The Champions League is set to grow bigger and richer amid fears Europe’s mid-ranked soccer nations could be even worse off as a result.

UEFA will update 55 national member federations on Tuesday on its plan to revamp the Champions League in 2024, adding four teams and 100 more matches each season.

Rewarding the elite brings risks lower down the ranks.

Bayern's Robert Lewandowski, left, celebrates after scoring during the German Bundesliga soccer match between FC Schalke 04 and Bayern Munich in Gelsenkirchen, Germany, Sunday, Jan. 24, 2021. (Leon KuegelerPool via AP)

Bayern's Robert Lewandowski, left, celebrates after scoring during the German Bundesliga soccer match between FC Schalke 04 and Bayern Munich in Gelsenkirchen, Germany, Sunday, Jan. 24, 2021. (Leon KuegelerPool via AP)

How to allocate those extra entries — to champions of less wealthy countries or storied clubs based on past success — and billions of euros (dollars) in expected new commercial revenue are key targets for the 30-nation European Leagues group.

“There is a risk that they’re going to be isolated,” European Leagues President Lars-Christer Olsson said of UEFA members who have an online meeting Tuesday.

UEFA will detail a 36-team Champions League proposal starting in three years’ time with a variation of the “Swiss system” format. Final agreement by UEFA’s executive committee is likely before the 55 members meet on April 20 in Switzerland.

Real Madrid's head coach Zinedine Zidane gives instructions from the side line during the Spanish La Liga soccer match between Huesca and Real Madrid at El Alcoraz stadium in Huesca, Spain, Saturday, Feb. 6, 2021. (AP PhotoAlvaro Barrientos)

Real Madrid's head coach Zinedine Zidane gives instructions from the side line during the Spanish La Liga soccer match between Huesca and Real Madrid at El Alcoraz stadium in Huesca, Spain, Saturday, Feb. 6, 2021. (AP PhotoAlvaro Barrientos)

Teams would face 10 different opponents and rank in a single league table, replacing the traditional group stage of six games against just three opponents. It would feed into the knockout stage starting with a new playoff round to complete the last-16 bracket.

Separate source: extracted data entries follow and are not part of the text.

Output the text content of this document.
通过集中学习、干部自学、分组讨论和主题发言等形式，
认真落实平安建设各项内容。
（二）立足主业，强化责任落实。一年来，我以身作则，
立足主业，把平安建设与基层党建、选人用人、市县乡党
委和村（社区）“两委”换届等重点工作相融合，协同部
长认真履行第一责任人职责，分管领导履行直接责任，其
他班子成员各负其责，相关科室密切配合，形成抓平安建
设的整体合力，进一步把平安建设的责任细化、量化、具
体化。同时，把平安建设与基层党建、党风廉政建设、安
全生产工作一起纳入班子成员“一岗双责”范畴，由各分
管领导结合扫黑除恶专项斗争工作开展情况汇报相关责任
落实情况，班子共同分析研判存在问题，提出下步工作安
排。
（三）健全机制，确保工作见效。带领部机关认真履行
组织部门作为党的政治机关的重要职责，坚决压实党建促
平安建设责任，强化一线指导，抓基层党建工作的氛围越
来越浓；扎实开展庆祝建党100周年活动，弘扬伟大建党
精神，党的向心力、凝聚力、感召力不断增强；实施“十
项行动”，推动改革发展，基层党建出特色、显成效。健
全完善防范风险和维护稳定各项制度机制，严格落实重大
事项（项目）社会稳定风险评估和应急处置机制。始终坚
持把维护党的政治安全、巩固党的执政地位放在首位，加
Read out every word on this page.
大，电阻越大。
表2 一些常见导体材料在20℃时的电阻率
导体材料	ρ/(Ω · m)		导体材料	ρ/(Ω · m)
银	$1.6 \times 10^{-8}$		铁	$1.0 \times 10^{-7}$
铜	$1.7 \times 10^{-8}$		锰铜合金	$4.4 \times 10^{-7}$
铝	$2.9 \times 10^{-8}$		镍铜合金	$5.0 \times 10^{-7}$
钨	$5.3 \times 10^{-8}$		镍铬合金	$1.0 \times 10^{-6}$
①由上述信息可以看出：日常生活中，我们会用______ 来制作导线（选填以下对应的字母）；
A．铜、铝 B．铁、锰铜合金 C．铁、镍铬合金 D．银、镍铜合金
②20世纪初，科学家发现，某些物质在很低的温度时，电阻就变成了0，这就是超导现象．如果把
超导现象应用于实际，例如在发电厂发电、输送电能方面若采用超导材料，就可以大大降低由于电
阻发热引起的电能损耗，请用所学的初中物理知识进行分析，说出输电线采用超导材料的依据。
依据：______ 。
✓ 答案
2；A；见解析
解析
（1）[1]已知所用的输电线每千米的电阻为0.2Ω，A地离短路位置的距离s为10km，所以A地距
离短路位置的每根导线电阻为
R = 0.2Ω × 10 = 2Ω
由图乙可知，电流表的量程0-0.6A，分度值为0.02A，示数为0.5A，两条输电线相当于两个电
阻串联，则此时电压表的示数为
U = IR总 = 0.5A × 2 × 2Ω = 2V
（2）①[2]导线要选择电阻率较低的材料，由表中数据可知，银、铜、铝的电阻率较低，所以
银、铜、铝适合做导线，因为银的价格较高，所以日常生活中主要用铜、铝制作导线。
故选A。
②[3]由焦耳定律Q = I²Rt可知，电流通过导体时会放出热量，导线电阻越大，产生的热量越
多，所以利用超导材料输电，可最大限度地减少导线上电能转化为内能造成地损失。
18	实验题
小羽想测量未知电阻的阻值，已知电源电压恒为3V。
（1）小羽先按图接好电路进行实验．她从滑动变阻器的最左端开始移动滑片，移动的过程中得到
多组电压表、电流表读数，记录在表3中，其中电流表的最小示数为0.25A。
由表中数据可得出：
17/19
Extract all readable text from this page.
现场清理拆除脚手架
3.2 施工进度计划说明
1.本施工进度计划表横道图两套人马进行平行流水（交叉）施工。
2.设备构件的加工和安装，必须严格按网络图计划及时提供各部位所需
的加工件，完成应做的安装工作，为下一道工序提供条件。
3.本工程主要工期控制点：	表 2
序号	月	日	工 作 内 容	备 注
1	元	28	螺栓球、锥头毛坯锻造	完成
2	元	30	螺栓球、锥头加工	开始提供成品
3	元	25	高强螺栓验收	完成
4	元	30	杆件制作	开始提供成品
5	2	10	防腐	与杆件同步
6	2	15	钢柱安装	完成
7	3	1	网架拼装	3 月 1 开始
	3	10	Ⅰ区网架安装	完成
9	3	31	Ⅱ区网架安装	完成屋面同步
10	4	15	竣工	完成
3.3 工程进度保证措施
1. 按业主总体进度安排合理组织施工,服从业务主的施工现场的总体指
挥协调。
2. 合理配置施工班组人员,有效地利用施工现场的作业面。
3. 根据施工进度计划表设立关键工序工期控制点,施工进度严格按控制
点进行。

It fufils long-time demands by clubs in top-ranked countries for more UEFA prize money and brand-building exposure by playing more games against each other.

The UEFA proposal has 225 games instead of the current 125-game format that this year shares almost 2 billion euros ($2.3 billion) in UEFA prize money among 32 clubs.

UEFA has shaped its plan amid leaks that some clubs led by Real Madrid are working with financiers on an elitist 20-team Super League with 15 permanent members. A “G15,” Olsson suggested.

Now European Leagues hopes UEFA’s lower-ranked member associations push for agreements that protect their title winners and national teams.

“I hope more and more associations understand what is happening,” Olsson, a former UEFA chief executive, told The Associated Press in a telephone interview.

Olsson cautioned that adding four Champions League midweeks to the busy European autumn schedule could see clubs pressure players to skip international call-ups. National team games are key to prestige and revenue for most UEFA member federations.

Domestic cup competitions, typically organized by national associations, also face conflict from expanding UEFA competitions.

The leagues’ concern is fueled by how Champions League reform talks in 2016 favored the European Club Association.

The big-4 leagues in Spain, England, Germany and Italy each got a guaranteed fourth place in the group stage. That squeezed champions from countries like the Netherlands, Croatia and Denmark which enter the qualifying rounds.

Prize money was skewed toward teams based on their historical European record — the so-called “coefficient ranking” that also helps decide group-stage seedings.

Coefficients are back in play, with top clubs hoping this league table can decide the extra Champions League entries in 2024. It would reward previously successful teams whose domestic season only earned a place in the Europa League or the third-tier Europa Conference League that launches next season.

Arsenal would have been rewarded by such an entry system in each season since its last Champions League game in 2017. Chelsea and Sevilla would also have benefited.

“For me, it’s a principle that the historic coefficient should not be part of an international competition at all,” Olsson said, suggesting it would effectively lock in teams with a current top-15 ranking. “We will have a de facto closed Champions League.”

He noted progress by emerging clubs like Atalanta, Leicester and Leipzig in the past five years. At the same time, AC Milan, Arsenal and Schalke stopped being Champions League regulars.

The leagues do not oppose all proposed changes. Olsson cited giving a guaranteed third place to the fifth-ranked nation, currently France, and generating interest by playing so many different opponents.

However, the leagues’ core aim is opening the Champions League to more countries, making its members’ competitions more vibrant and avoid widening the wealth gap in European soccer.

“It also gives incentives to other clubs in domestic competitions to really make an effort to reach the top,” Olsson said.

The way UEFA stakeholders with competing interests came together during the pandemic shutdown last year gives the veteran official hope.

“It has shown that unity works,” he said.